社会保険庁の「偽装」の続報
●読売新聞の社説に、社会保険庁の不祥事は民間出身の長官のせいではないという記事が出た。
リンク: 5月31日付・読売社説(2) : 社説・コラム : YOMIURI ONLINE(読売新聞) [社保庁不祥事]「村瀬路線の否定は筋違いだ」 .
●問題は現場の役人である。そもそも社会保険庁は組織として緩みきっていたわけであって、村瀬長官を辞めさせて一番喜ぶのは、社会保険庁の官僚である、とのこと。なるほど。

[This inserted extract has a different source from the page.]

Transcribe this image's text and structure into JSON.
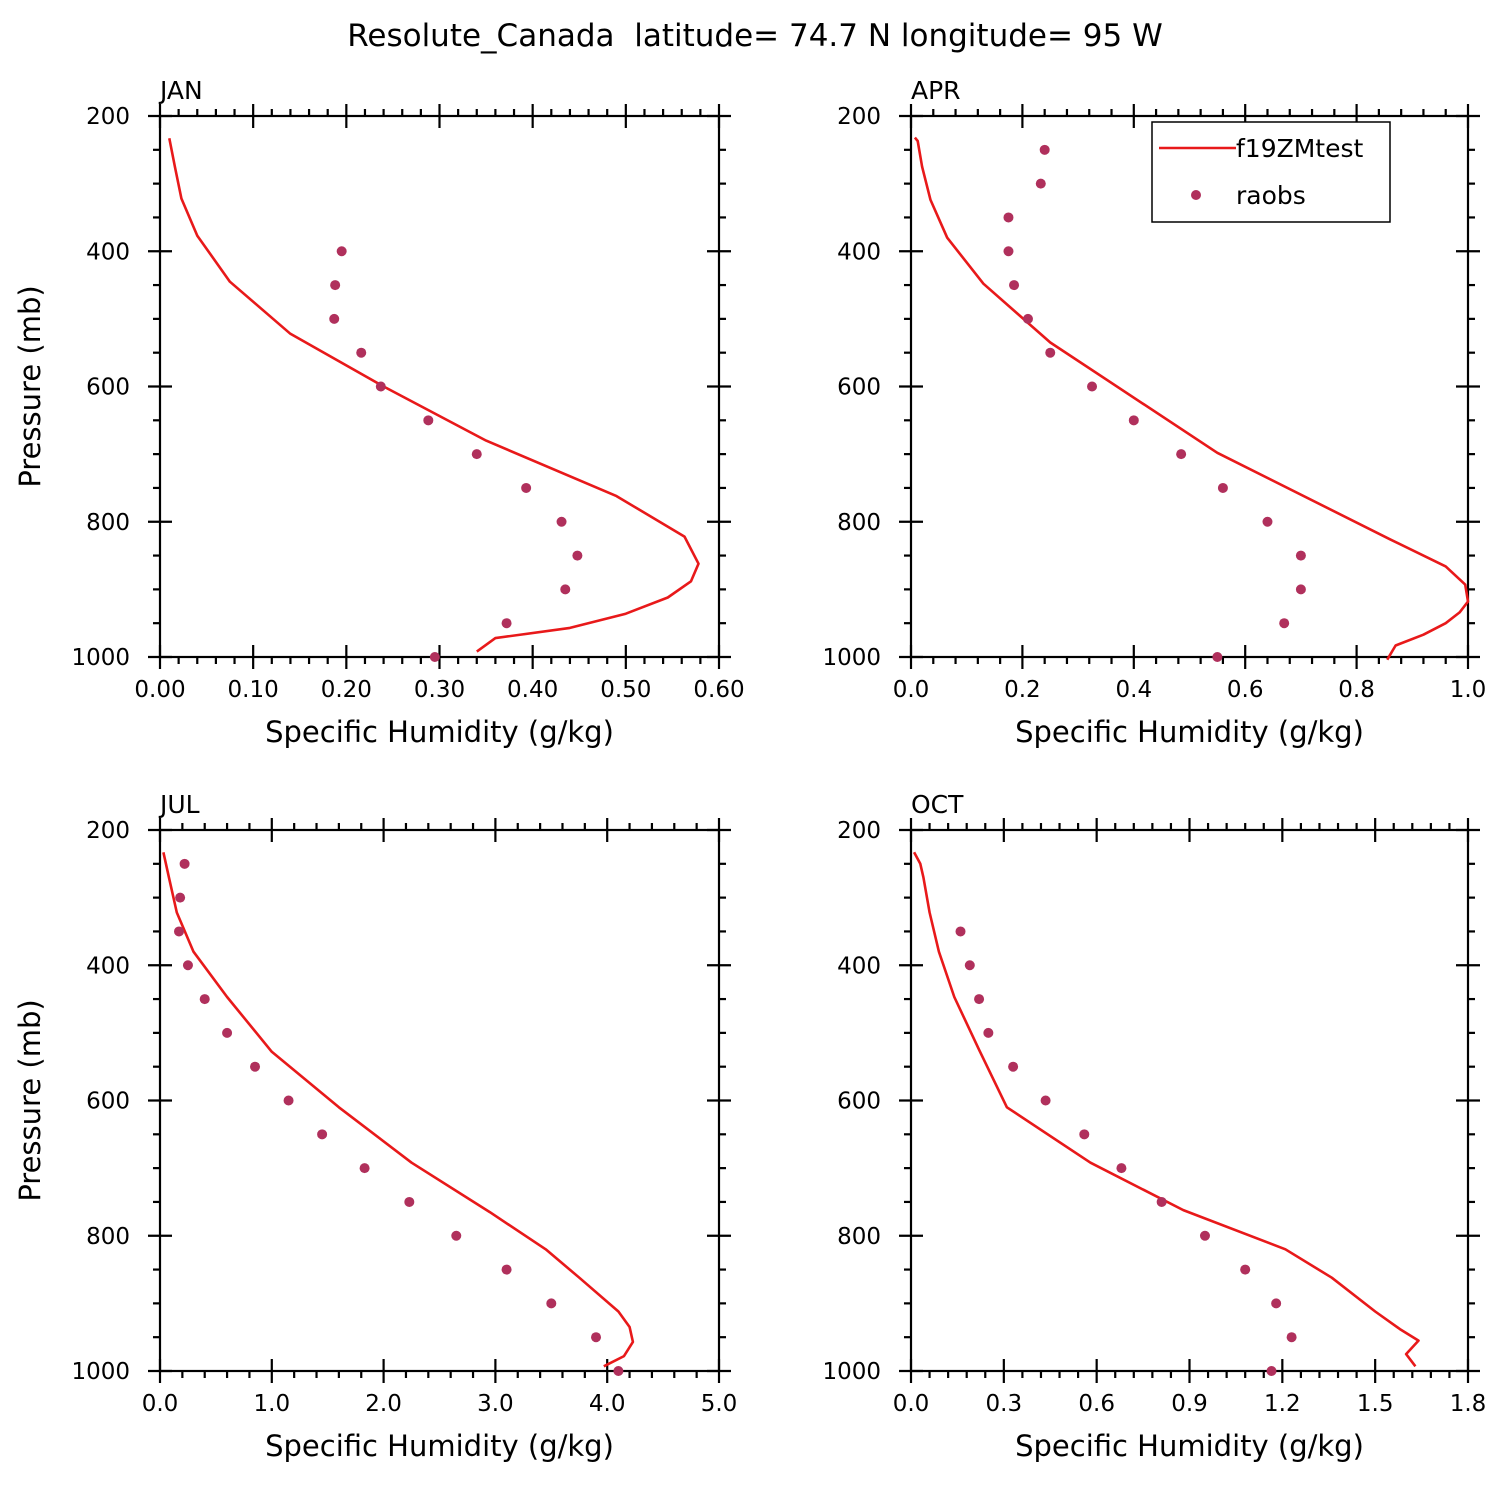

●自民党も「長官に責任はない。悪いのは現場」とのコメントを出している。
●ここ数年、政治家が責任をとって辞任するということが、めっきり減った。いろいろと言い訳をして(または唖然とするような開き直りで)、その職に留まる。これが最近のトレンド。だから、こういう社説やコメントが出ても驚かない。
●社会保険庁をはじめ、多くの役人が「公的な」仕事を私的に行ってきた。その弊害は大きかった。しかし、それを正すために「成果主義」に頼るのは、本当に正しいのか。公的な仕事と成果主義(それは市場原理主義の論理である)とのバランスを考えることが、軽視されているのではないか。
●ところで、例の共謀罪からすれば、社保庁長官は「大規模な不正に関して事前の謀りごとをしていた」とされたりして。でも大丈夫、われらが社保庁は「組織的な犯罪集団」ではありません。